= Council for Research Excellence =

Privately owned business think-tank

The Council for Research Excellence (CRE) was an independent research group created in 2005 and funded by Nielsen, with a mandate to advance the knowledge and practice of audience measurement methodology. It was shut down in 2017.

The CRE identified specific methodological research projects, selected research providers and reported the findings to Nielsen's client base. The organization had numerous working committees including: Big Data, Digital Research, Education, Local Measurement, Media Consumption & Engagement, Return Path Measurement, ROI, Sample Quality and Social Media. CRE was headquartered in New York City.
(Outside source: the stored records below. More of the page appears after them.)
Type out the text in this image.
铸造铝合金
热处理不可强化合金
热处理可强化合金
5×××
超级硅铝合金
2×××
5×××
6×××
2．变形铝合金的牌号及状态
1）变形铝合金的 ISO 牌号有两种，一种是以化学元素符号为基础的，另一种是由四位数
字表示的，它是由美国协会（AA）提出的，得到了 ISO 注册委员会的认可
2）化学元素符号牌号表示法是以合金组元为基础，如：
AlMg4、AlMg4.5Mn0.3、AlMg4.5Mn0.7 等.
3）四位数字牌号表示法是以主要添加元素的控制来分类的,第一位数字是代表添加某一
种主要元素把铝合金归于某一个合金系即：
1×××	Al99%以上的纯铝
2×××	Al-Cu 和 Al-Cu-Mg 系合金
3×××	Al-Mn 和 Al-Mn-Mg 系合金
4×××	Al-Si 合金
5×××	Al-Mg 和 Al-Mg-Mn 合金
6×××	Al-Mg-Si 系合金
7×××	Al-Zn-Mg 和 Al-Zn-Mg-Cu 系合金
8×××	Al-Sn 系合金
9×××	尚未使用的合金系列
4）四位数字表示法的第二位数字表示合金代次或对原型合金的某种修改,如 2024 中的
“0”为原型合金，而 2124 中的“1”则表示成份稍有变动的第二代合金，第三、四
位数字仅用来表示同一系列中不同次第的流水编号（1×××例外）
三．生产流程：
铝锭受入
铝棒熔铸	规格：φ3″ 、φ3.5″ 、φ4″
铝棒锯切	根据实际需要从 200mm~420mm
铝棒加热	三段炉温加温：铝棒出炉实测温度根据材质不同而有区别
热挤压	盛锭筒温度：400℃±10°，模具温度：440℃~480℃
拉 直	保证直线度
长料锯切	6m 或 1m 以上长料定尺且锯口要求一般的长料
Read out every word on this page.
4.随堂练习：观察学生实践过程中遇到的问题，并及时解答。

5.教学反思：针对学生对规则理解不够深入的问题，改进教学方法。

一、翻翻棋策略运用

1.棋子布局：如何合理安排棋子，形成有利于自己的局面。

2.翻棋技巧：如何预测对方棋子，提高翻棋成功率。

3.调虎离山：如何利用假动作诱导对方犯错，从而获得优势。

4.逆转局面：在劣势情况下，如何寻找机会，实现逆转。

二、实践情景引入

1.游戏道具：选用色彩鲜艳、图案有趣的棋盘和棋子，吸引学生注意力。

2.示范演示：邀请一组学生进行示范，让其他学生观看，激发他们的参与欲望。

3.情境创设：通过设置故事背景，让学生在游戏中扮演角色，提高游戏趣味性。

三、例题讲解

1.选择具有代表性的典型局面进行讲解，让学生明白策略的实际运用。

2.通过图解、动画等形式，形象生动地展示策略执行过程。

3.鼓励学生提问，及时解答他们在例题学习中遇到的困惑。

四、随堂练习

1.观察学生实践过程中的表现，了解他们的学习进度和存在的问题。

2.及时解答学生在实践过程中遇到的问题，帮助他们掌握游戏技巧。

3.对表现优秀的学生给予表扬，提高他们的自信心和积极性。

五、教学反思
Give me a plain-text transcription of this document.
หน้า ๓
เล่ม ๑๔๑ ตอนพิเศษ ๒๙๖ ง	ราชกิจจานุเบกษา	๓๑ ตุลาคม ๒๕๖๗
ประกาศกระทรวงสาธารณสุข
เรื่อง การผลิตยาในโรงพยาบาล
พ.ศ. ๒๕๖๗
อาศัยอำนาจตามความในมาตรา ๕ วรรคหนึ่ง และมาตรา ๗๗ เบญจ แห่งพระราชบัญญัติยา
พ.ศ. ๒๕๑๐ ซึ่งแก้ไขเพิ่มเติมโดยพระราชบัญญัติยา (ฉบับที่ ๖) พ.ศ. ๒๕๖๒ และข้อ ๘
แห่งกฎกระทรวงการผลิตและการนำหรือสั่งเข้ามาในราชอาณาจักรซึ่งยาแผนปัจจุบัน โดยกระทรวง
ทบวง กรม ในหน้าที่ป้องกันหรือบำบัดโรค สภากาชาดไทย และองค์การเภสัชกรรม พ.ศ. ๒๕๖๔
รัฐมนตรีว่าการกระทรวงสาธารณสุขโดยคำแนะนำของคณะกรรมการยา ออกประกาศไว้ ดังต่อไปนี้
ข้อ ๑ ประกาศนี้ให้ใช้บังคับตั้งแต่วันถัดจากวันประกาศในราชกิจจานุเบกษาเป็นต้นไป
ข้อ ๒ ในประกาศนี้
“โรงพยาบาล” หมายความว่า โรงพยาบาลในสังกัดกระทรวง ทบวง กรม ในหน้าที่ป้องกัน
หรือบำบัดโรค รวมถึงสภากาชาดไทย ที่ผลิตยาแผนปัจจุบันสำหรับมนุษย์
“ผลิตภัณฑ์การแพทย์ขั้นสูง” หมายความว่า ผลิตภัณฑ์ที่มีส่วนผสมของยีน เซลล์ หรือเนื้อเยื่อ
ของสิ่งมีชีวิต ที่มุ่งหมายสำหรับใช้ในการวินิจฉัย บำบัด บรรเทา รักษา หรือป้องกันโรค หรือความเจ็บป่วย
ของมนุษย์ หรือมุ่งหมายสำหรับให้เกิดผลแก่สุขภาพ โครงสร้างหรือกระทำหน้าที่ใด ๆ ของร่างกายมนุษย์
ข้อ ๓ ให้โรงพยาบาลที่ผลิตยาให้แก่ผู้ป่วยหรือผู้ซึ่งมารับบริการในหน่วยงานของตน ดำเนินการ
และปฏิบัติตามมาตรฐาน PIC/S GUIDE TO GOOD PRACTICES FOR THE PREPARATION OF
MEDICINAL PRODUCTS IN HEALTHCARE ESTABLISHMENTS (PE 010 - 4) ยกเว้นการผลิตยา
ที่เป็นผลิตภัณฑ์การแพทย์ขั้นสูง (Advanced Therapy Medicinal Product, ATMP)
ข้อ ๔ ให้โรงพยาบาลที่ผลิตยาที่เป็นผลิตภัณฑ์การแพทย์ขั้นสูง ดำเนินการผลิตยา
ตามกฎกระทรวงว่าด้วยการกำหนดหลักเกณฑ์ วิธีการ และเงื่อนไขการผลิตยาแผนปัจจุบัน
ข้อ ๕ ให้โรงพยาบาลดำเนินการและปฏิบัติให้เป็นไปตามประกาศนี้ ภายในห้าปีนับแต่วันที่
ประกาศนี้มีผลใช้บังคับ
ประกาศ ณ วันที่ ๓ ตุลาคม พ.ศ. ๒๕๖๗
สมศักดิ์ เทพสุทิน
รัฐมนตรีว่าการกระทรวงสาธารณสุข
The CRE was composed of senior-level industry researchers representing advertisers, broadcast networks, basic cable networks, broadcast syndication companies, local television stations and industry trade associations. CRE members represented a broad cross-section of companies such as NBC Universal, Univision, CBS Corporation, Turner Broadcasting System, Inc., Radio Advertising Bureau, and National Association of Broadcasters.

The CRE conducted studies to examine different types of video usage in natural settings and to improve measurement quality, such as Big Data Primer, Acceleration Ethnography Study, Talking Social TV, cross-cultural research using qualitative techniques, and CRE guide for validating new and modeled audience data.